Only the first two moments (mean and variance) represent the probability density function in the reliability analysis, and all higher order terms are neglected in the Taylor series expansion used to estimate the mean and variance of the natural logarithm of the factor of safety. When using the reliability index method, no knowledge is needed of the exact probability density function that represents random variable.

Figure shows the seepage analysis run cases for a single headwater level of interest after estimating the mean and standard deviation of each random variable (RV). The first run case uses the mean (μ) of all random variables to obtain the mean value of the vertical seepage exit gradient (i_v). In subsequent run cases, each random variable is adjusted up or down by its standard deviation (σ) while using the mean values of all other random variables. The vertical seepage exit gradient is from seepage analysis for the various permutations. Run Cases 10 and 11 involve the saturated unit weight of the landside blanket, which is used to calculate the critical vertical seepage exit gradient for heave/blowout. Since no changes to the seepage model are required for these two run cases, the mean vertical seepage exit gradient from Run Case 1 is used. After obtaining the vertical seepage exit gradient for Run Cases 1 to 9, the factor of safety against heave/blowout (based on vertical seepage gradients) is calculated for all eleven run cases.

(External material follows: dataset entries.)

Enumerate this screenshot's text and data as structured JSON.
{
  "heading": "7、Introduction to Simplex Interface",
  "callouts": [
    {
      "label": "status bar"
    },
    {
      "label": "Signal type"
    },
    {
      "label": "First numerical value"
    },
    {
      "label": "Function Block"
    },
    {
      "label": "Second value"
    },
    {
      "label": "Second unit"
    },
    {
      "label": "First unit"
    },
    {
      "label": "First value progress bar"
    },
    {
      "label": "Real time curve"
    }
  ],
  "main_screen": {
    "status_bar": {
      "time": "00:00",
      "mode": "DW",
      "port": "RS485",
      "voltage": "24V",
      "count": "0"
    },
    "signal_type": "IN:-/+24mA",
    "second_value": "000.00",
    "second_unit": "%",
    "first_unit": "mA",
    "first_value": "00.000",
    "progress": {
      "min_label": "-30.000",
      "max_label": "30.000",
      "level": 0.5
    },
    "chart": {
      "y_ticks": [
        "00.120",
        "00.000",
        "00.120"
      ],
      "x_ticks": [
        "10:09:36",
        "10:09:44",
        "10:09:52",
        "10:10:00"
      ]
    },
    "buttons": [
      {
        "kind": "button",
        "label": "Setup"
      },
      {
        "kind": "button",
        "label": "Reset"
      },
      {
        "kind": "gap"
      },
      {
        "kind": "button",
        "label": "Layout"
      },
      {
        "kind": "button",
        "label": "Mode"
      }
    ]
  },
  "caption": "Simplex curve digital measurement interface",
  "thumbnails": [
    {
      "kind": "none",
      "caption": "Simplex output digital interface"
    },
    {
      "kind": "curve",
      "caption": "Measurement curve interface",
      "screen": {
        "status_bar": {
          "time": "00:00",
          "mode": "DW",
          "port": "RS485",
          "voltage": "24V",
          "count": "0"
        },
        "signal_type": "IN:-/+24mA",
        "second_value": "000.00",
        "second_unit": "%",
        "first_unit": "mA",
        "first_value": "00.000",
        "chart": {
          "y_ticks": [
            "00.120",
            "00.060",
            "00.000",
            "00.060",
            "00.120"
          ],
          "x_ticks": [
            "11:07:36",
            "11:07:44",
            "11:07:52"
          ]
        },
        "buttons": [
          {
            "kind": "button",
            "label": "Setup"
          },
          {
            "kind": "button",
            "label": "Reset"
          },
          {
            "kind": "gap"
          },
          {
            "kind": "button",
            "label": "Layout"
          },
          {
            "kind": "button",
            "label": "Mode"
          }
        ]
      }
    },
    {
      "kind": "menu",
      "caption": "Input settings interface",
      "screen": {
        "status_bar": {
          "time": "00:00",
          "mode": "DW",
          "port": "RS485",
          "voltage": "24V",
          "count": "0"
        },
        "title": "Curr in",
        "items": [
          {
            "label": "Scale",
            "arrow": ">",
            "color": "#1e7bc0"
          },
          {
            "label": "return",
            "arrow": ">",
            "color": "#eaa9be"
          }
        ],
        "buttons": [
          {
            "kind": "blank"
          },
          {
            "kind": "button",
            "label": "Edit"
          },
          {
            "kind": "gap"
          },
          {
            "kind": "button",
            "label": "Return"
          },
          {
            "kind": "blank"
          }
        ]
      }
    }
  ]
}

Figure: Seepage analysis run cases for first-order, second-moment reliability analysis.

The mean and standard deviation of the natural logarithm of the factor of safety are obtained using the mean, standard deviation, and correlation coefficients of the random variables in the Taylor series method.

Up to five random variables and seven headwater levels for the seepage analysis can be input. For five random variables, a total of eleven seepage analyses are required for each headwater level. If seven headwater levels are assessed with five random variables, a total of seventy-seven seepage analyses are required. Thus, the number of seepage analysis model runs is a function of the number of random variables and headwater levels, and the Taylor series method is very labor intensive. Usually, only a few random variables control the seepage analysis. Select only those random variables that are expected to significantly drive the results to reduce unnecessary computational effort that does not significantly improve the precision of the results.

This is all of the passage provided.